Расширьте ваши представления о завтраке. Некоторые люди пропускают завтрак только потому, что им не нравится традиционный американский завтрак — хлопья с холодным молоком или яичница и тосты. Совсем не обязательно ограничивать себя такой едой. Попробуйте хлопья с горячим молоком в сочетании с цельными злаками и семенами — кунжутом, овсом, рожью, ячменем, просом, квиноа и гречихой. Для удобства можете приготовить такую смесь на несколько дней. Можно также приготовить азиатский завтрак с тофу или рыбой, овощами и коричневым рисом. Или сделайте себе кукурузную лепешку с бобами и соусом или пресную лепешку из муки грубого помола. Даже из еды, оставшейся со вчерашнего вечера, можно приготовить питательный и приятный завтрак.
Убедитесь в том, что у вас хороший аппетит для завтрака. Переедание вечером может привести к тому, что вы будете не так голодны к завтраку. Если вы любите перекусывать вечером, а утром у вас отсутствует аппетит, попробуйте все-таки отказаться от вечерней еды, чтобы посмотреть, не появится ли аппетит перед завтраком.
Быстро ли вы едите?
«Ешьте медленно и хорошо пережевывайте пищу» — стало обычной рекомендацией для всех, кто придерживается диеты, и в этом, конечно же, есть глубокий смысл.
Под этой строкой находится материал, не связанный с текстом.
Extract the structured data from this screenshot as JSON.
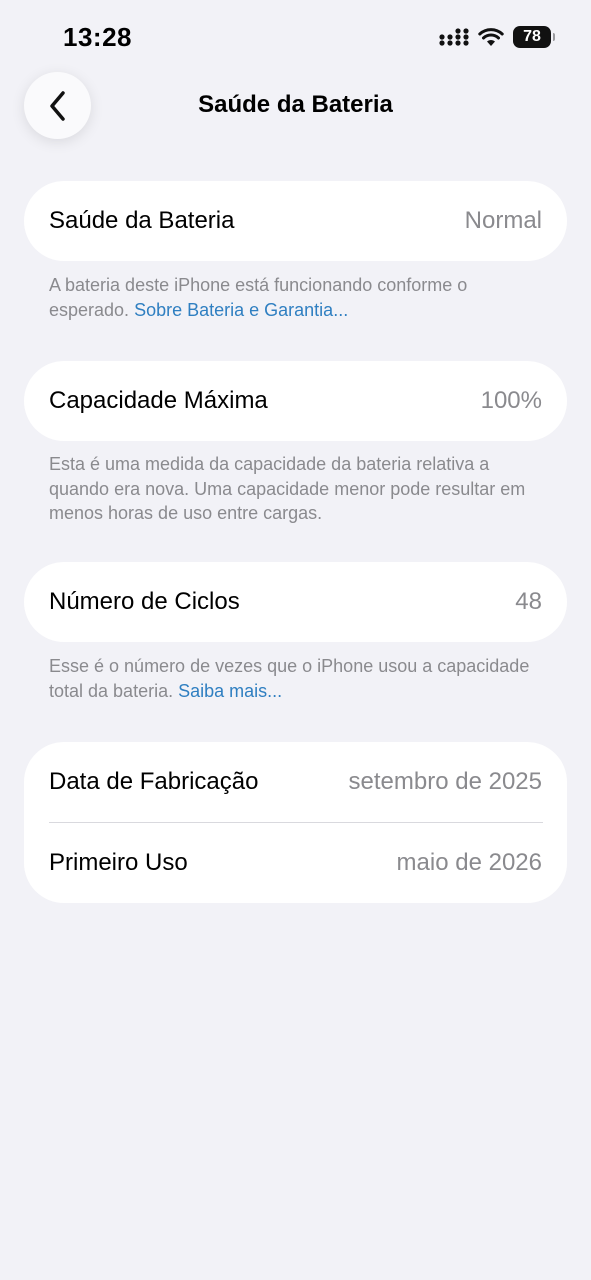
{
  "status_bar": {
    "time": "13:28",
    "battery_level": "78",
    "icons": [
      "cellular-signal-icon",
      "wifi-icon",
      "battery-icon"
    ]
  },
  "nav": {
    "back_icon": "chevron-left-icon",
    "title": "Saúde da Bateria"
  },
  "battery_health": {
    "label": "Saúde da Bateria",
    "value": "Normal",
    "footnote": "A bateria deste iPhone está funcionando conforme o esperado.",
    "link": "Sobre Bateria e Garantia..."
  },
  "max_capacity": {
    "label": "Capacidade Máxima",
    "value": "100%",
    "footnote": "Esta é uma medida da capacidade da bateria relativa a quando era nova. Uma capacidade menor pode resultar em menos horas de uso entre cargas."
  },
  "cycle_count": {
    "label": "Número de Ciclos",
    "value": "48",
    "footnote": "Esse é o número de vezes que o iPhone usou a capacidade total da bateria.",
    "link": "Saiba mais..."
  },
  "dates": {
    "manufacture_label": "Data de Fabricação",
    "manufacture_value": "setembro de 2025",
    "first_use_label": "Primeiro Uso",
    "first_use_value": "maio de 2026"
  },
  "colors": {
    "background": "#f2f2f7",
    "card": "#ffffff",
    "secondary_text": "#8a8a8e",
    "link": "#2f7fc1"
  }
}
Еще сорок лет назад была выдвинута теория, согласно которой мозгу требуется двадцать минут, чтобы подать нам сигнал о том, что желудок полон, и если мы едим слишком быстро, то пропускаем эти сигналы и переедаем. Медленный прием пищи также приносит нам больше удовольствия от еды, поскольку у нас есть время насладиться каждой попадаемой в рот порцией.
Недавно эта теория подтвердилась исследованиями, проведенными в Род-Айлендском университете. Испытуемых попросили несколько дней есть быстро, а затем еще несколько дней — медленно (или наоборот). Учитывалось количество съедаемой ими пищи и то, насколько они были голодны или сыты в конце каждой трапезы. Когда испытуемые ели медленно, они потребляли меньше калорий и выпивали больше воды. Они утверждали, что когда они ели медленно, то чувствовали себя более сытыми и удовлетворенными, чем после быстрого приема пищи, хотя и потребляли меньшее количество еды.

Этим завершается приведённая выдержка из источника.